Aggiungiamo anche l'effetto del contrasto.





Gi-hun sicuramente non è un eroe senza macchia e senza paura: ha dimostrato di avere poca spina dorsale e più debolezze che capelli in testa. Tuttavia, se lo confrontiamo con altri concorrenti, improvvisamente ci sembra che i suoi, di difetti, siano molto più tollerabili.

Gi-hun sarà anche un debole, ma Jang Deok-su è un violento e un prevaricatore. Cho Sang-Woo è un tale manipolatore che fa di gran lunga preferire la brutalità manifesta di Deok-su, che almeno, se ti deve accoppare, lo fa rendendosi un pericolo evidente.

Gi-hun avrà un sacco di difetti, ma quelli più spaventosi, quelli senza possibilità di riscatto o redenzione, vengono sapientemente distribuiti su altri personaggi.

Il contrasto funziona anche nella direzione inversa, però. Per creare una zona di grigio ancora più interessante, anche le virtù brillano in realtà sui volti altrui, non su quello di Gi-hun.

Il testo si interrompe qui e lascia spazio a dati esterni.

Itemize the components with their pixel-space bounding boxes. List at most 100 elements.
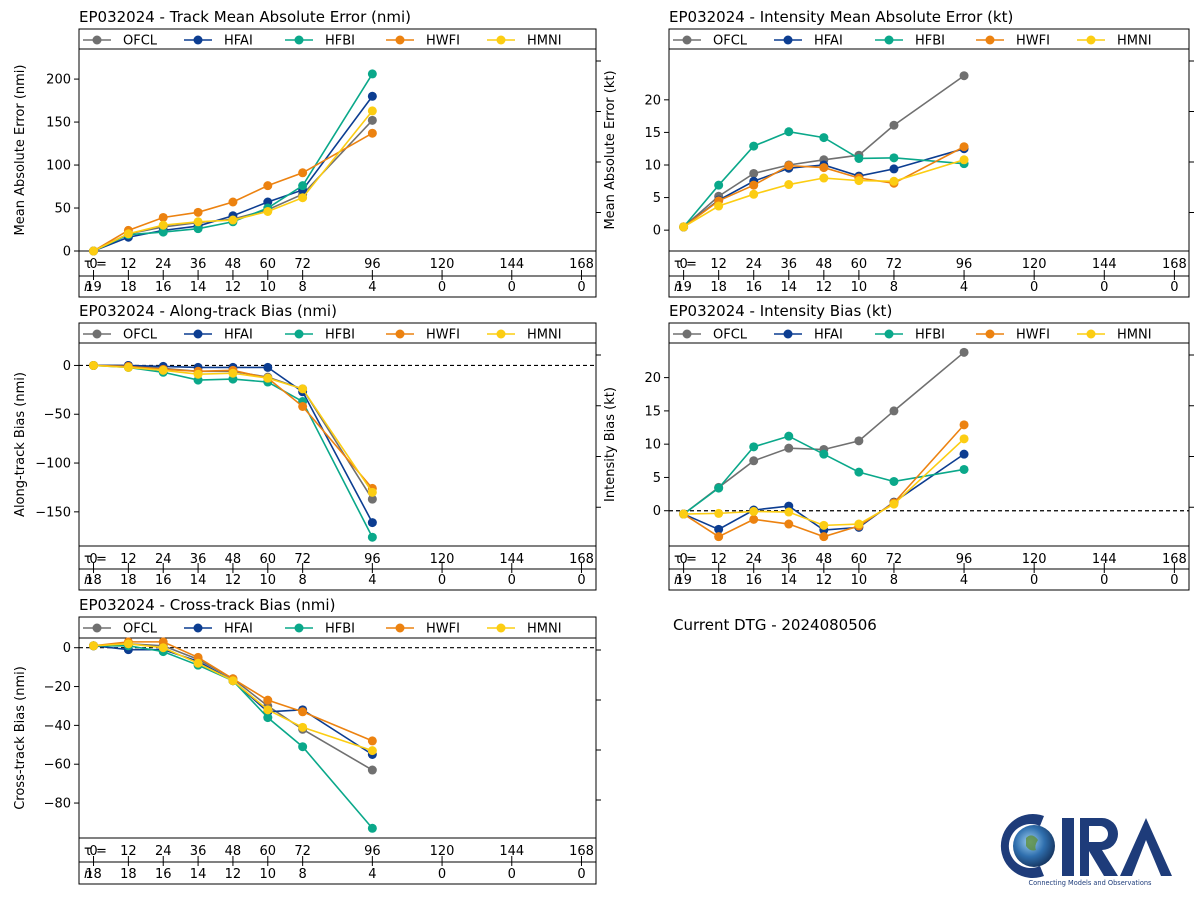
y-tick-label: 50 xyxy=(54,202,71,217)
x-tick-label: 168 xyxy=(569,844,594,859)
x-tick-label: 120 xyxy=(430,257,455,272)
data-point-hwfi xyxy=(298,168,308,178)
legend-entry-hmni: HMNI xyxy=(1077,328,1152,343)
data-point-hmni xyxy=(367,487,377,497)
y-tick-label: −150 xyxy=(35,505,71,520)
x-tick-label: 0 xyxy=(679,552,687,567)
legend-entry-hmni: HMNI xyxy=(1077,34,1152,49)
series-line-hmni xyxy=(93,364,374,493)
sample-count-label: 0 xyxy=(1030,573,1038,588)
legend-label: HMNI xyxy=(527,328,562,343)
x-tick-label: 48 xyxy=(816,257,833,272)
x-tick-label: 96 xyxy=(956,552,973,567)
data-point-hwfi xyxy=(784,161,794,171)
x-tick-label: 0 xyxy=(89,257,97,272)
series-line-hfai xyxy=(93,364,374,523)
chart-panel-3: EP032024 - Along-track Bias (nmi) 0 −50 −10… xyxy=(13,302,601,591)
x-tick-label: 72 xyxy=(294,257,311,272)
y-tick-label: 200 xyxy=(46,73,71,88)
legend-entry-hmni: HMNI xyxy=(487,34,562,49)
data-point-ofcl xyxy=(784,443,794,453)
data-point-hwfi xyxy=(749,180,759,190)
series-line-hwfi xyxy=(683,146,965,228)
data-point-hmni xyxy=(714,508,724,518)
data-point-hmni xyxy=(228,368,238,378)
legend-entry-ofcl: OFCL xyxy=(83,34,158,49)
axes-frame xyxy=(668,322,1190,591)
series-line-ofcl xyxy=(683,351,965,515)
data-point-hfbi xyxy=(749,141,759,151)
data-point-hwfi xyxy=(367,736,377,746)
legend-entry-ofcl: OFCL xyxy=(83,328,158,343)
sample-count-label: 0 xyxy=(508,867,516,882)
sample-count-label: 18 xyxy=(85,573,102,588)
tau-label: τ = xyxy=(84,844,107,859)
data-point-ofcl xyxy=(959,71,969,81)
legend-entry-hfai: HFAI xyxy=(774,34,843,49)
legend-entry-hfbi: HFBI xyxy=(875,328,945,343)
legend-entry-hwfi: HWFI xyxy=(386,622,460,637)
sample-count-label: 12 xyxy=(816,573,833,588)
data-point-hmni xyxy=(228,676,238,686)
sample-count-label: 16 xyxy=(745,280,762,295)
data-point-hmni xyxy=(784,507,794,517)
x-tick-label: 120 xyxy=(1022,257,1047,272)
y-tick-label: 100 xyxy=(46,159,71,174)
legend-entry-hwfi: HWFI xyxy=(976,328,1050,343)
legend-label: HFAI xyxy=(814,34,843,49)
sample-count-label: 8 xyxy=(299,867,307,882)
logo-tagline: Connecting Models and Observations xyxy=(1029,879,1153,887)
data-point-hmni xyxy=(123,362,133,372)
chart-title: EP032024 - Cross-track Bias (nmi) xyxy=(79,596,335,614)
n-label: n xyxy=(84,867,92,882)
sample-count-label: 14 xyxy=(190,573,207,588)
legend-label: HFAI xyxy=(814,328,843,343)
series-line-hmni xyxy=(93,643,373,752)
data-point-hfbi xyxy=(714,483,724,493)
legend-swatch-marker xyxy=(294,35,304,45)
x-tick-label: 0 xyxy=(89,552,97,567)
sample-count-label: 4 xyxy=(368,573,376,588)
y-tick-label: 0 xyxy=(653,504,661,519)
x-tick-label: 120 xyxy=(430,552,455,567)
y-tick-label: 5 xyxy=(653,191,661,206)
sample-count-label: 8 xyxy=(299,280,307,295)
legend-swatch-marker xyxy=(395,35,405,45)
legend-swatch-marker xyxy=(496,329,506,339)
legend-swatch-marker xyxy=(884,35,894,45)
legend-swatch-marker xyxy=(193,623,203,633)
x-tick-label: 24 xyxy=(745,257,762,272)
sample-count-label: 4 xyxy=(368,867,376,882)
sample-count-label: 0 xyxy=(577,573,585,588)
sample-count-label: 0 xyxy=(508,280,516,295)
legend-label: HFBI xyxy=(325,328,355,343)
chart-title: EP032024 - Track Mean Absolute Error (nm… xyxy=(79,8,411,26)
x-tick-label: 96 xyxy=(956,257,973,272)
series-line-hwfi xyxy=(93,641,373,742)
legend-swatch-marker xyxy=(985,35,995,45)
legend-swatch-marker xyxy=(294,329,304,339)
x-tick-label: 144 xyxy=(499,844,524,859)
legend-swatch-marker xyxy=(496,35,506,45)
data-point-hfai xyxy=(263,362,273,372)
legend-swatch-marker xyxy=(1086,329,1096,339)
y-axis-label: Mean Absolute Error (nmi) xyxy=(13,65,28,236)
x-tick-label: 36 xyxy=(190,844,207,859)
x-tick-label: 120 xyxy=(1022,552,1047,567)
y-tick-label: 15 xyxy=(644,126,661,141)
data-point-hwfi xyxy=(819,532,829,542)
legend-entry-hmni: HMNI xyxy=(487,622,562,637)
x-tick-label: 60 xyxy=(260,552,277,567)
legend-swatch-marker xyxy=(193,35,203,45)
y-tick-label: −60 xyxy=(44,758,71,773)
data-point-hfbi xyxy=(889,153,899,163)
data-point-hfbi xyxy=(298,181,308,191)
sample-count-label: 12 xyxy=(225,280,242,295)
tau-label: τ = xyxy=(674,552,697,567)
data-point-hmni xyxy=(263,705,273,715)
legend-label: HFBI xyxy=(325,34,355,49)
data-point-hmni xyxy=(889,176,899,186)
legend-swatch-marker xyxy=(682,329,692,339)
data-point-hfbi xyxy=(784,127,794,137)
data-point-hmni xyxy=(89,360,99,370)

È grazie a questo che Gi-hun diventa un centro del bene relativo. È circondato da personaggi peggiori di lui e migliori di lui; in questo modo, i suoi pregi e i suoi difetti ci sembrano più onesti. Gi-hun si muove in una zona di grigio in cui ci appare più accessibile e più umano. È un povero diavolo, dopotutto — come noi spettatori che lo guardiamo.

La sua vulnerabilità, questa intrigante via di mezzo, ci permette di affezionarci a lui: consapevoli dei suoi limiti, testimoni dei suoi valori.